Quantum Chemistry
Source: Erwin Schrodinger, Annalen der Physik, 384(4-6), 1926. Linus Pauling, The Nature of the Chemical Bond, Cornell University Press, 1939 (Nobel 1954). Wolfgang Pauli, Zeitschrift fur Physik, 31:765-783, 1925 (exclusion principle; Nobel 1945).
Finding
The Schrodinger equation applied to atoms produces electron orbitals — probability distributions for electrons around nuclei. Four quantum numbers (n, l, m_l, m_s) specify every allowed state. The Pauli exclusion principle forbids two electrons from occupying the same quantum state. This single prohibition determines electron configuration, which determines chemical behavior. The periodic table EMERGES from quantum mechanics: Mendeleev’s rows and columns correspond to filling successive shells and subshells. Chemistry is not a separate science from physics — it is what physics looks like at the atomic scale. Pauling showed how quantum principles determine bond strength, length, and angle.
Pattern Mapping
Alignment — The periodic table’s structure and quantum mechanics are the same reality viewed at different scales. What the atom IS (its electron configuration) determines what it DOES (its chemical behavior). There is no gap between the atom’s structure and its reactivity.

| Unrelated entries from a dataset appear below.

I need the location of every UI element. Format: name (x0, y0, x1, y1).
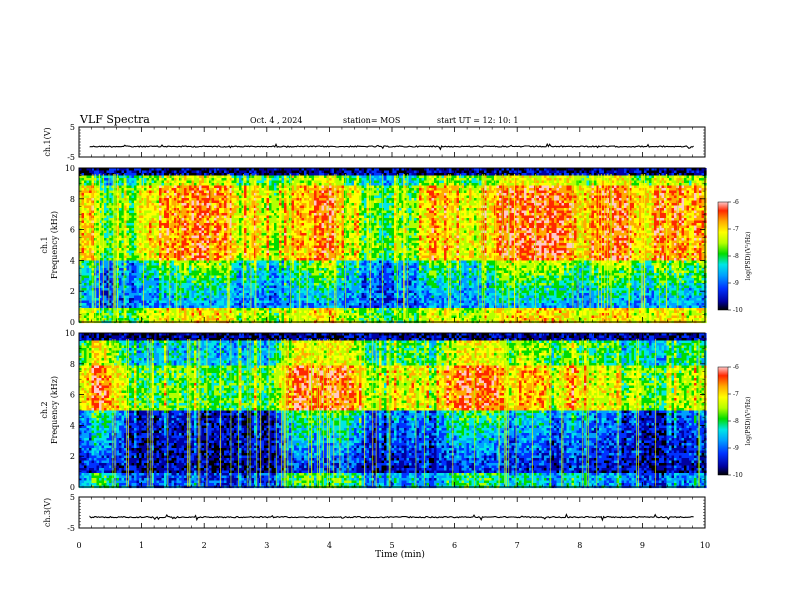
y-tick-label: 2 (70, 452, 75, 461)
y-tick-label: 5 (70, 123, 75, 132)
ch2-colorbar: log(PSD)(V²/Hz) -6 -7 -8 -9 -10 (717, 364, 752, 479)
colorbar-tick-label: -10 (733, 472, 743, 479)
figure-title: VLF Spectra (79, 113, 150, 126)
y-tick-label: 0 (70, 483, 75, 492)
y-tick-label: 4 (70, 421, 75, 430)
ch1-colorbar: log(PSD)(V²/Hz) -6 -7 -8 -9 -10 (717, 199, 752, 314)
y-axis-label: Frequency (kHz) (50, 211, 59, 279)
y-axis-label: ch.3(V) (43, 498, 52, 527)
colorbar-tick-label: -6 (733, 364, 739, 371)
y-tick-label: 5 (70, 493, 75, 502)
start-time-label: start UT = 12: 10: 1 (437, 116, 518, 125)
colorbar-tick-label: -8 (733, 253, 739, 260)
colorbar-tick-label: -10 (733, 307, 743, 314)
channel-label: ch.2 (40, 401, 49, 418)
colorbar-tick-label: -8 (733, 418, 739, 425)
station-label: station= MOS (343, 116, 400, 125)
colorbar-tick-label: -9 (733, 445, 739, 452)
x-tick-label: 2 (202, 541, 207, 550)
y-tick-label: 10 (65, 164, 75, 173)
colorbar-scale (717, 366, 729, 476)
colorbar-label: log(PSD)(V²/Hz) (745, 397, 752, 446)
colorbar-tick-label: -7 (733, 226, 739, 233)
colorbar-label: log(PSD)(V²/Hz) (745, 232, 752, 281)
x-tick-label: 4 (327, 541, 332, 550)
y-tick-label: -5 (67, 153, 75, 162)
y-tick-label: 6 (70, 391, 75, 400)
spectrogram-image (79, 168, 707, 324)
x-axis-label: Time (min) (375, 549, 425, 560)
x-tick-label: 3 (264, 541, 269, 550)
ch1-waveform-panel: 5 -5 ch.1(V) (43, 123, 706, 162)
colorbar-tick-label: -6 (733, 199, 739, 206)
y-axis-label: Frequency (kHz) (50, 376, 59, 444)
x-tick-label: 0 (76, 541, 81, 550)
y-tick-label: 8 (70, 195, 75, 204)
y-tick-label: -5 (67, 524, 75, 533)
x-tick-label: 9 (640, 541, 645, 550)
y-tick-label: 10 (65, 329, 75, 338)
y-tick-label: 4 (70, 256, 75, 265)
y-tick-label: 6 (70, 226, 75, 235)
colorbar-tick-label: -9 (733, 280, 739, 287)
y-tick-label: 2 (70, 287, 75, 296)
x-tick-label: 1 (139, 541, 144, 550)
x-tick-label: 5 (389, 541, 394, 550)
x-tick-label: 8 (577, 541, 582, 550)
ch3-waveform-panel: 5 -5 ch.3(V) (43, 493, 706, 533)
x-tick-label: 6 (452, 541, 457, 550)
date-label: Oct. 4 , 2024 (250, 116, 302, 125)
ch1-spectrogram-panel: 0 2 4 6 8 10 ch.1 Frequency (kHz) (40, 164, 707, 327)
spectrogram-image (79, 333, 707, 489)
y-tick-label: 0 (70, 318, 75, 327)
x-tick-label: 7 (515, 541, 520, 550)
colorbar-tick-label: -7 (733, 391, 739, 398)
colorbar-scale (717, 201, 729, 311)
waveform-trace (89, 513, 694, 522)
y-tick-label: 8 (70, 360, 75, 369)
waveform-trace (89, 142, 694, 151)
y-axis-label: ch.1(V) (43, 127, 52, 156)
channel-label: ch.1 (40, 236, 49, 253)
x-tick-label: 10 (700, 541, 710, 550)
ch2-spectrogram-panel: 0 2 4 6 8 10 ch.2 Frequency (kHz) (40, 329, 707, 492)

Non-fabrication — Atomic properties are COMPLETE when quantum numbers are satisfied. Noble gases with full outer shells are structurally complete and therefore inert. Reactive elements have incomplete outer shells — their reactivity IS their incompleteness seeking completion. Unstable isotopes and highly reactive elements are incompleteness in its literal physical form.
Connections
- Noether’s Theorem — quantum numbers and their associated symmetries are a specific case of Noether’s correspondence (→ 00-Index)
- Periodic Table — the periodic table as emergent from quantum mechanics rather than empirical catalogue (→ 00-Index)
- The Chemical Bond — bonds form to complete quantum shells; bonding is the consequence of this entry’s principles
- Atomic Spectra — spectral lines are transitions between the quantized energy levels described here
- Spectroscopy — the observational bridge: quantum levels produce the spectral lines spectroscopy measures (→ 00-Index)
Status
Quantum chemistry is established physics and chemistry. See Atkins & Friedman, Molecular Quantum Mechanics (5th ed., 2011). The derivation of the periodic table from quantum mechanics is textbook material.
The mapping to the five properties is this project’s structural interpretation.